Fired-up Trent heads into CL with point to prove
It was the kind of cross that few in world football could have expected to deliver, certainly not a player whose status has apparently plunged to being the fourth-best right back in England.
Yet, there was Trent Alexander-Arnold, bending in a stunning delivery with whip, pace and precision from the right wing for Diogo Jota to head home and set Liverpool on their way to a big Premier League win at Arsenal.
Alexander-Arnold turned away, pumped both fists and - with a fierce stare - gave out a guttural roar.
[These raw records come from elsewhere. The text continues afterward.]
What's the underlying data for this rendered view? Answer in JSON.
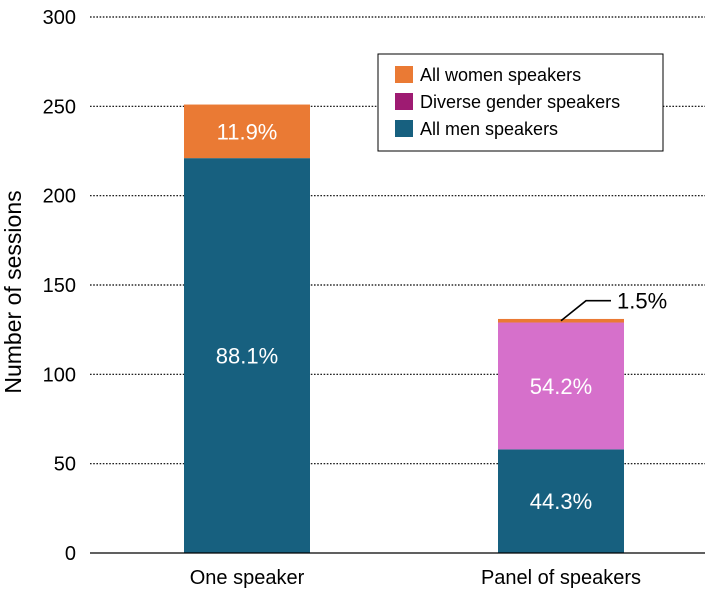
{
  "chart_data": {
    "type": "bar",
    "stacked": true,
    "title": "",
    "xlabel": "",
    "ylabel": "Number of sessions",
    "ylim": [
      0,
      300
    ],
    "yticks": [
      0,
      50,
      100,
      150,
      200,
      250,
      300
    ],
    "grid": true,
    "categories": [
      "One speaker",
      "Panel of speakers"
    ],
    "series": [
      {
        "name": "All men speakers",
        "color": "#17607f",
        "values": [
          221,
          58
        ],
        "labels": [
          "88.1%",
          "44.3%"
        ]
      },
      {
        "name": "Diverse gender speakers",
        "color": "#d670cb",
        "legend_color": "#9e1b72",
        "values": [
          0,
          71
        ],
        "labels": [
          "",
          "54.2%"
        ]
      },
      {
        "name": "All women speakers",
        "color": "#ea7a34",
        "values": [
          30,
          2
        ],
        "labels": [
          "11.9%",
          "1.5%"
        ]
      }
    ],
    "legend": {
      "position": "top-right",
      "order": [
        "All women speakers",
        "Diverse gender speakers",
        "All men speakers"
      ]
    }
  }
}
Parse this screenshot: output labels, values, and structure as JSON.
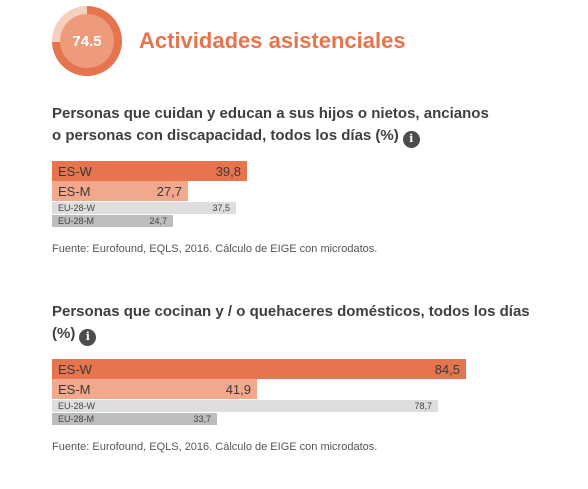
{
  "header": {
    "score": "74.5",
    "title": "Actividades asistenciales"
  },
  "colors": {
    "accent": "#e5744f",
    "es_w": "#e5744f",
    "es_m": "#f1a88c",
    "eu_w": "#dedede",
    "eu_m": "#bdbdbd"
  },
  "info_icon_glyph": "i",
  "chart_data": [
    {
      "type": "bar",
      "title": "Personas que cuidan y educan a sus hijos o nietos, ancianos o personas con discapacidad, todos los días (%)",
      "categories": [
        "ES-W",
        "ES-M",
        "EU-28-W",
        "EU-28-M"
      ],
      "values": [
        39.8,
        27.7,
        37.5,
        24.7
      ],
      "value_labels": [
        "39,8",
        "27,7",
        "37,5",
        "24,7"
      ],
      "xlim": [
        0,
        100
      ],
      "source": "Fuente: Eurofound, EQLS, 2016. Cálculo de EIGE con microdatos."
    },
    {
      "type": "bar",
      "title": "Personas que cocinan y / o quehaceres domésticos, todos los días (%)",
      "categories": [
        "ES-W",
        "ES-M",
        "EU-28-W",
        "EU-28-M"
      ],
      "values": [
        84.5,
        41.9,
        78.7,
        33.7
      ],
      "value_labels": [
        "84,5",
        "41,9",
        "78,7",
        "33,7"
      ],
      "xlim": [
        0,
        100
      ],
      "source": "Fuente: Eurofound, EQLS, 2016. Cálculo de EIGE con microdatos."
    }
  ]
}
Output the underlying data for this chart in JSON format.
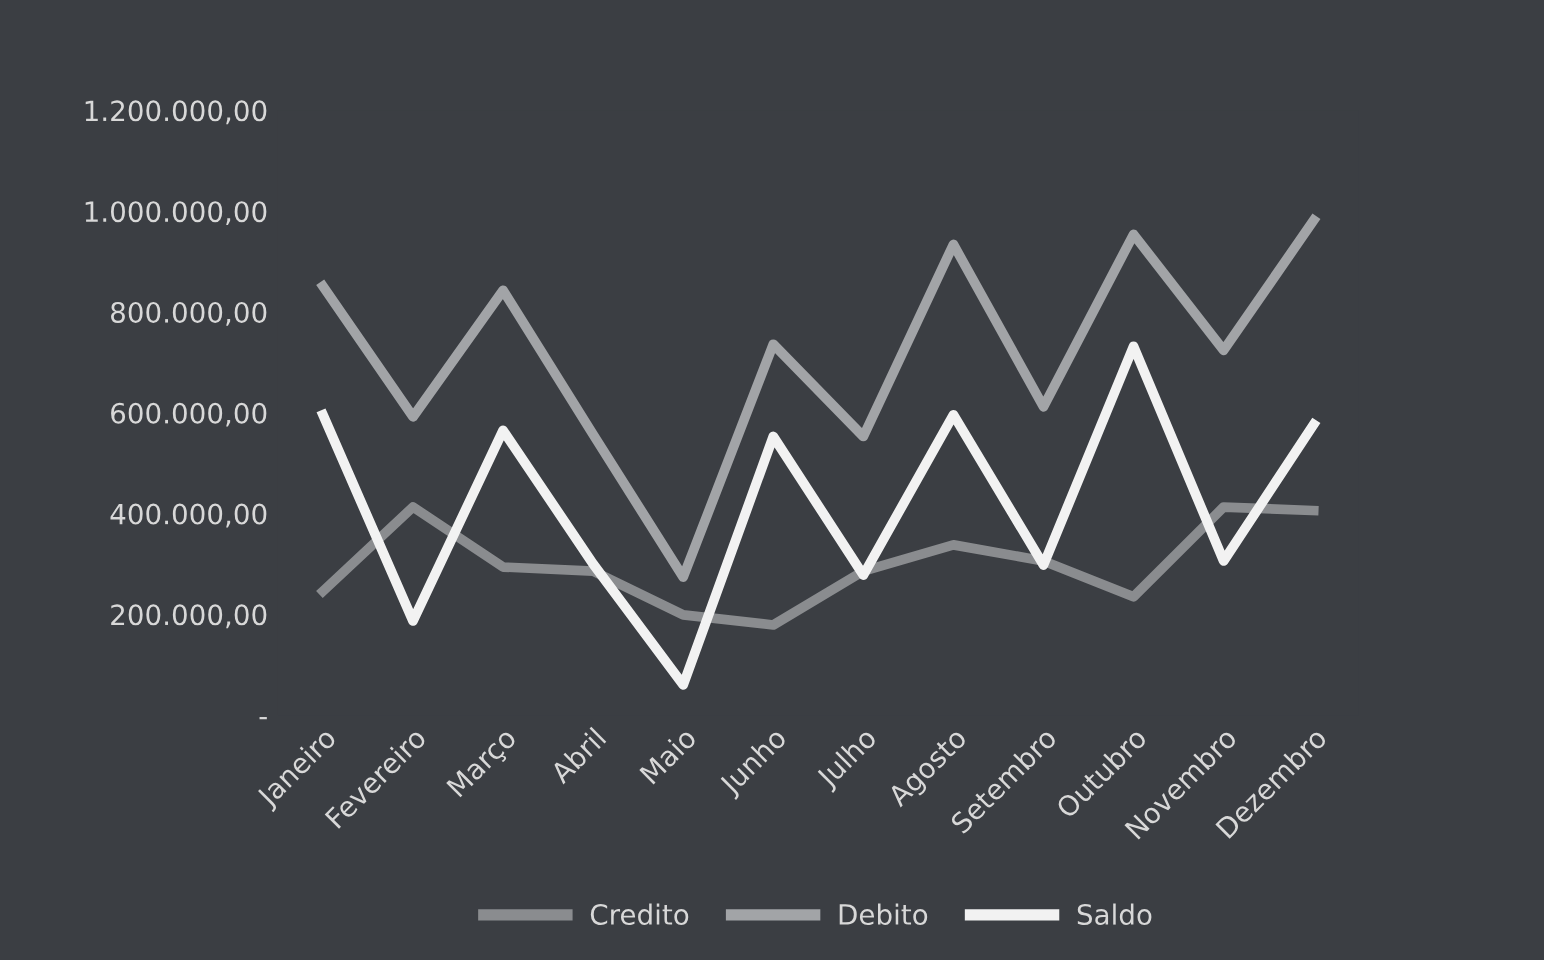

It was a release of emotion that probably wasn't lost on England coach Gareth Southgate.
Or Real Madrid.
Liverpool head into their matchup with Madrid in the Champions League quarter-finals with some of their key players back on song after a difficult season - among them a player who, in a way, has redefined the right-back role.
From his position out wide, Alexander-Arnold has been the most creative player on a team that has conquered Europe and, finally after 30 years, the English game over the past couple of years.
His long-range passing, his set pieces and, most obviously, his assists have made him arguably the world's standout right back since 2018, even if his defending has been the subject of criticism on occasion.
DECLINE IN PERFORMANCE
This season, though, his level has dipped. He missed some of the condensed preseason after contracting the coronavirus and then picked up some niggly injuries. Playing in a patched-up Liverpool defence missing injured centre backs Virgil van Dijk, Joe Gomez then Joel Matip, hardly helped Alexander-Arnold during the middle part of the season as the champions' Premier League title defence imploded and their star right back visibly struggled for confidence.
One game particularly stood out: the 1-0 loss to Southampton on January 4 when Alexander-Arnold gave the ball away 38 times, a league-high for the season, before being substituted in the 77th minute.
The last couple of months have been more like the Alexander-Arnold of recent seasons, however, even if that wasn't enough to convince Southgate to pick him in his most recent England squad -- the last before Southgate must choose his 23-man group for this summer's European Championship.
That left Liverpool manager Jurgen Klopp flabbergasted.
"I am not criticising Gareth Southgate, and I don't want to have an argument. I respect his role and his decisions," Klopp said. "But I know the player better than anybody else, any other coach, and I can say that he is a world-class player, and not only offensively."